Years at KU: 2018-present
Career Stats: 364 carries, 2,186 rushing yards, 10 rushing touchdowns; 60 receptions, 503 receiving yards, 4 receiving touchdowns
Best Season: 2018; 161 carries, 1,115 rushing yards, seven rushing touchdowns, 33 receptions, 289 yards, two receiving touchdowns
Accolades: 2020 Maxwell Award Preseason Watch List, Preseason Fourth Team All-American (Phil Steele), and Preseason All-Big 12 First Team; 2019 First Team All-Big 12; 2018 Freshman All-America all purpose (FWAA, The Athletic). All-America Second Team all-purpose (FWAA), Big 12 Offensive Freshman of the Year (coaches), All-Big 12 First Team (coaches, AP), Big 12 Newcomer of the Year (AP), All-Big 12 Second Team running back (AP)
There was plenty of hype around Pooka Williams coming into Lawrence. That’s what happens when you’re the fourth-highest-rated recruit in the history of the program, according to 24/7 Sports (and third highest to actually play as Keon Coleman has not yet stepped foot on campus). Halfway through his career, the hype was warranted.
Even if he never took another snap as a Jayhawk (worst-case scenario for KU fans), his career is already one of the best in Kansas history. After just two years he sits No. 12 all time in rushing yards (just 53 yards behind Jake Sharp and 59 yards behind Jon Cornish) and his 6.0 yards per carry is fourth amongst backs with more than 100 carries (Laverne Smith, Gale Sayers, and Mark Sanders). Then add it in that he’s on his way to also being a 1,000-yard receiver by the end of his career, and Pooka is an offensive cheat code.
Off-the-field issues put his career in jeopardy last year when he was suspended from the team for seven months during the offseason, and then the first game of the 2019 season, following a domestic battery charge and diversion. He also missed the first game of his career against Nichols State for a “non-disciplinary matter.”
Pooka has made the most of his time on the field. He hit the ground running, rushing for 125 and two TDs and 163 and one TD in his first two collegiate games, both averaging more than eight yards a carry.
Pooka’s future is uncertain because college football’s future is uncertain. He’s already getting draft buzz—Pro Football Network profiled him as a sleeper in the 2021 draft and CBS Sports had Williams in its top 100 draft picks back in April—and who knows what would happen if there’s no season and he is able to leave for the NFL. But if he stays two more years, there’s a likely chance he leaves as the Jayhawks’ all-time leading rusher. Williams is 1,656 yards away from first place, meaning if he played all 12 games each of the next two years, he would need to average just 69 yards a game. Mike discussed more of Pooka’s chances at history back in June.
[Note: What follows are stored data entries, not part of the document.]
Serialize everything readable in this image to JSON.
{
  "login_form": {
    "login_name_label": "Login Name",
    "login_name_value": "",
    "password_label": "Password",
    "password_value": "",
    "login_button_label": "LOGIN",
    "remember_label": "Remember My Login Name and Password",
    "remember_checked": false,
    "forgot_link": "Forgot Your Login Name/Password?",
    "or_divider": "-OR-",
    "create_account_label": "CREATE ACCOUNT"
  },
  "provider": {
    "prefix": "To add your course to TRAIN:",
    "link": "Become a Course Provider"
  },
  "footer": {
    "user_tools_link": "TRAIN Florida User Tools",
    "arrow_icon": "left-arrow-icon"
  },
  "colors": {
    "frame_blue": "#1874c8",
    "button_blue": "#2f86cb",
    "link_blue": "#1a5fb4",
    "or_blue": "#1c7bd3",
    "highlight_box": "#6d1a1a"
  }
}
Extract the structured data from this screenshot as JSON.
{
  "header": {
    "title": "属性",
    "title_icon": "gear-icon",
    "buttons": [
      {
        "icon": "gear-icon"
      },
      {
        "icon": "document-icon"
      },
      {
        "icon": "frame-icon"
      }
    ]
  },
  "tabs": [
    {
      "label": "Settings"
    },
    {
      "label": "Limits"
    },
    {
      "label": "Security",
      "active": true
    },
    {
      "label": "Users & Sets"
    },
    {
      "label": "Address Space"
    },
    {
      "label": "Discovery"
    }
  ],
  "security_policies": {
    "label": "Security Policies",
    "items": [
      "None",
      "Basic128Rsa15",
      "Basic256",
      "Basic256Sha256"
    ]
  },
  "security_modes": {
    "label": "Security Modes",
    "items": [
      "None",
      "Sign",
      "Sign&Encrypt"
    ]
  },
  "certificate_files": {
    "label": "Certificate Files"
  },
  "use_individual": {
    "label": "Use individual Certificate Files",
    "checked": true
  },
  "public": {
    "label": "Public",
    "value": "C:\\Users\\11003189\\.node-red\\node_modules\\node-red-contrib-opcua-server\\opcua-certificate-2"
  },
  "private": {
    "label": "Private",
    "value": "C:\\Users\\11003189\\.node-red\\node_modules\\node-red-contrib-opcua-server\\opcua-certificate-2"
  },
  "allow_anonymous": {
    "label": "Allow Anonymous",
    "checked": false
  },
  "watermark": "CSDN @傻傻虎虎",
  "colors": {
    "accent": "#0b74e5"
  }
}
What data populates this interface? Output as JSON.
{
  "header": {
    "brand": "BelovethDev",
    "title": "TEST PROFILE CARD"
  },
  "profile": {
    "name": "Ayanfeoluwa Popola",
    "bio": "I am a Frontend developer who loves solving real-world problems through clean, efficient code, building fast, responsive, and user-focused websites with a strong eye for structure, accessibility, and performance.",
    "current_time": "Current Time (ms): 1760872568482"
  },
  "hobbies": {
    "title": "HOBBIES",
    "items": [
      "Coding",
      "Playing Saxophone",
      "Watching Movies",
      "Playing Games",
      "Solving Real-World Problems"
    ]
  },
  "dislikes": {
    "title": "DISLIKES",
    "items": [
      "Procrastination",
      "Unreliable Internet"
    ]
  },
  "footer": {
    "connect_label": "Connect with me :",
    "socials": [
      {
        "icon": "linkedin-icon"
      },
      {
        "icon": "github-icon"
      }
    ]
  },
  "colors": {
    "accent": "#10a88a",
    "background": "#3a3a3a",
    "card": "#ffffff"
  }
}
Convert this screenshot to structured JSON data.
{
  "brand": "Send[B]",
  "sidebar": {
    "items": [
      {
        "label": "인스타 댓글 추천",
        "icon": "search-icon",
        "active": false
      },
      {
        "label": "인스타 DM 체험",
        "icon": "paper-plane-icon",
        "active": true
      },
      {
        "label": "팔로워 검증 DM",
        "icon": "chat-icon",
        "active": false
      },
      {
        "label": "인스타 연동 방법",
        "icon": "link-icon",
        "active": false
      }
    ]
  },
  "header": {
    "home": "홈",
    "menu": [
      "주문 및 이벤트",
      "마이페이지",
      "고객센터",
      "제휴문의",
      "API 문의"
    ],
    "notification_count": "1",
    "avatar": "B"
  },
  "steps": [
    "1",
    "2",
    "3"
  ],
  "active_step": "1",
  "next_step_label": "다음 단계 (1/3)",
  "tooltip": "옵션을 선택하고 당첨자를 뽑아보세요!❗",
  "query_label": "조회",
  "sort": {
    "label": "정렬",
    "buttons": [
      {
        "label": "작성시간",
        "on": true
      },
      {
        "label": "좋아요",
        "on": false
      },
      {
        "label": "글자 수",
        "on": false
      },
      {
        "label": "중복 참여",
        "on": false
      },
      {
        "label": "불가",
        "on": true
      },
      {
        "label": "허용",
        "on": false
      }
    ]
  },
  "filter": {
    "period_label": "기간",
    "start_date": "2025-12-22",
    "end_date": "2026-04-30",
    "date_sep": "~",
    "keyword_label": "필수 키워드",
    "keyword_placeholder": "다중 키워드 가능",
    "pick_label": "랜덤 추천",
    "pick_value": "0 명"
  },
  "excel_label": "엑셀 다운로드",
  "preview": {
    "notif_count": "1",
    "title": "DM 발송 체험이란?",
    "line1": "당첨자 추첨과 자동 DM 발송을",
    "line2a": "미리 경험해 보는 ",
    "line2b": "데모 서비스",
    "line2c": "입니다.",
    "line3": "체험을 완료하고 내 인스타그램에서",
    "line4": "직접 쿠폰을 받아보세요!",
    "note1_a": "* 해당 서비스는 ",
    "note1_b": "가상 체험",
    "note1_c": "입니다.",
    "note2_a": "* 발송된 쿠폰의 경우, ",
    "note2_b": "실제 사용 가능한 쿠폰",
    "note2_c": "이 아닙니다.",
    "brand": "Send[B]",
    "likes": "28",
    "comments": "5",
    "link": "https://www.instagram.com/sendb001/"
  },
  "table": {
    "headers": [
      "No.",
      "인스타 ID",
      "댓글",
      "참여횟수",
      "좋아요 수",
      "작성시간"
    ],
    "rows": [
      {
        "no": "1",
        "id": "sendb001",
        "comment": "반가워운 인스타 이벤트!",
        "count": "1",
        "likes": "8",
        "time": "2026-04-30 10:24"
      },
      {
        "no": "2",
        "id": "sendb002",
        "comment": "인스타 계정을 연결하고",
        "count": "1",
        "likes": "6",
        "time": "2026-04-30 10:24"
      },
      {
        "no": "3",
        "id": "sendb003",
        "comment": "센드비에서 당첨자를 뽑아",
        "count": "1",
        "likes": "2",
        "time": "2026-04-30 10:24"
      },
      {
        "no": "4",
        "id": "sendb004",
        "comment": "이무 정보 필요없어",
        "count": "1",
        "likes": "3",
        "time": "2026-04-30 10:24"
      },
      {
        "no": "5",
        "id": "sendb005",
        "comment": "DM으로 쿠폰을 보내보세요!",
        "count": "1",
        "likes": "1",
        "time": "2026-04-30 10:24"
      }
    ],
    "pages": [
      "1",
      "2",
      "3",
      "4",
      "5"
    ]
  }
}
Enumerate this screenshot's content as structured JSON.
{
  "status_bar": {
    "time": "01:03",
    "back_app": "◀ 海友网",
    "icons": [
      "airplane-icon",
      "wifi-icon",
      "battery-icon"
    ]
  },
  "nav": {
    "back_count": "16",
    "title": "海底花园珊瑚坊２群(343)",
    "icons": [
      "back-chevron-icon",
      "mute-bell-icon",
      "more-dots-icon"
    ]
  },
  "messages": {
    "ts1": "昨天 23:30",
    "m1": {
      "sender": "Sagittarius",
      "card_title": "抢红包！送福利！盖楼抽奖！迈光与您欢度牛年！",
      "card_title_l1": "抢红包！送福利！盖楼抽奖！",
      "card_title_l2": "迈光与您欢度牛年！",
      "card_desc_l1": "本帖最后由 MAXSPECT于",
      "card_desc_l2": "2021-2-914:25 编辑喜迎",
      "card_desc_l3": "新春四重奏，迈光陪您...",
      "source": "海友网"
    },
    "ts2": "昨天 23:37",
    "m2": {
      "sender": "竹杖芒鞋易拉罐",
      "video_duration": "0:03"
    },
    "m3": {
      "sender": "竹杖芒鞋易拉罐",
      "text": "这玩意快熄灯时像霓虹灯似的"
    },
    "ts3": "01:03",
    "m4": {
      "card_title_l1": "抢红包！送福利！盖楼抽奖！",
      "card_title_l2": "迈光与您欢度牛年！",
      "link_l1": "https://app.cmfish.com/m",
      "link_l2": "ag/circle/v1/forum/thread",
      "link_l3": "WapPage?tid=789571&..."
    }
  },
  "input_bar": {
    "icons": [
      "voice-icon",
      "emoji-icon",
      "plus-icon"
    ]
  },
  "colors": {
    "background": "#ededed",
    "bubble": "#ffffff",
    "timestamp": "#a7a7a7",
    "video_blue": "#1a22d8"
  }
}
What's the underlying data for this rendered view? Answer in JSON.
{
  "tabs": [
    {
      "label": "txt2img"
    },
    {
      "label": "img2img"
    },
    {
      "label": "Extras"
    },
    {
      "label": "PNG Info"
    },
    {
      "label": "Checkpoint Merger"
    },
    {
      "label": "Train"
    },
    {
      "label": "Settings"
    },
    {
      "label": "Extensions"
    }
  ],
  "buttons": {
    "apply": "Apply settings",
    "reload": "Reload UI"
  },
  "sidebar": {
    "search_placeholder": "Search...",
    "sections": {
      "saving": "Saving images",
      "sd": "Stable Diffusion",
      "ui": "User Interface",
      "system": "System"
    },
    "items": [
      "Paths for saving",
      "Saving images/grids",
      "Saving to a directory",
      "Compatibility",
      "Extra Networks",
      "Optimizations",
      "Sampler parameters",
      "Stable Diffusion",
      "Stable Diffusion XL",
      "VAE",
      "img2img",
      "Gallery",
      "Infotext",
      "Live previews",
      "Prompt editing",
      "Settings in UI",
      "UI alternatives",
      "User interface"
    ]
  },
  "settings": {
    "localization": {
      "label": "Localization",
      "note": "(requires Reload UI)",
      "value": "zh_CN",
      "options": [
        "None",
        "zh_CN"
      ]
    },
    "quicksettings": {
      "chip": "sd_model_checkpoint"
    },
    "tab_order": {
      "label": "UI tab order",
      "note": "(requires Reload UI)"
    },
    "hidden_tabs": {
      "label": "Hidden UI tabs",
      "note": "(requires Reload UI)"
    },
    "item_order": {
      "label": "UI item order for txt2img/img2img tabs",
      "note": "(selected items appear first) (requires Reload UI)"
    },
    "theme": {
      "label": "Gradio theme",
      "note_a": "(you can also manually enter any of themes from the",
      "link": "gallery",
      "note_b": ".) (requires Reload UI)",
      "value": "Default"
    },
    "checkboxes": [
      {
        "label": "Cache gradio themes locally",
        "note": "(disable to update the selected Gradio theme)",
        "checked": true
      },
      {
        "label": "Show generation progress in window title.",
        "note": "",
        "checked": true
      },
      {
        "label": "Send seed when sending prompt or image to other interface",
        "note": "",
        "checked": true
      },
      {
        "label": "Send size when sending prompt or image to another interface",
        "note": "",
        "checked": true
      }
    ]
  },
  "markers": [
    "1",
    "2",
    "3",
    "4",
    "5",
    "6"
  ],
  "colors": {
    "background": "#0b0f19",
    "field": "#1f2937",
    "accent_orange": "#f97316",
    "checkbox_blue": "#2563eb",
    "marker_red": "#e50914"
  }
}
Nov. 17, 2018 vs Oklahoma; 15 carries for 252 yards and two rushing TDs, three receptions for 18 yards, one pass completion for nine yards and a TD
Pooka has had some incredible performances (at Texas and at Iowa State last year, against Rutgers in 2018) but his best has to be the Oklahoma game.
It wasn’t just that he rushed for more than 250 yards against the No. 6-ranked team in the country. It’s that it only took him 15 carries. For those doing the math at home, that’s 16.8 yards per carry. Oklahoma’s defense was never perceived to be great, but that is still dominant by any measure.
And when rushing became too easy for Williams, he tried his hand at passing and went 1-1 with a touchdown. Gotta keep things interesting.
YouTube is filled with highlight clips of Pooka changing direction, outrunning defensive backs, and making linebackers look like they’re running on ice trying to tackle him. It doesn’t look like a fun experience for opposing defenses.
It’s also bittersweet for KU’s own defenders who have to go up against him every day in practice, as Joe Dineen pointed out following the 252-yard Oklahoma showcase.
“Obviously practicing against Pooka kind of sucks because he can make you look really stupid and then you go and watch film and see how stupid you really do look,” Dineen said. “But I’m glad he’s a Jayhawk, and like I said, I’m really excited to watch him play and grow over the next couple years.”
No one is immune from the Pooka Magic, but other Kansas defensive players likely share Dineen’s sentiment that he’s glad Williams is on his team.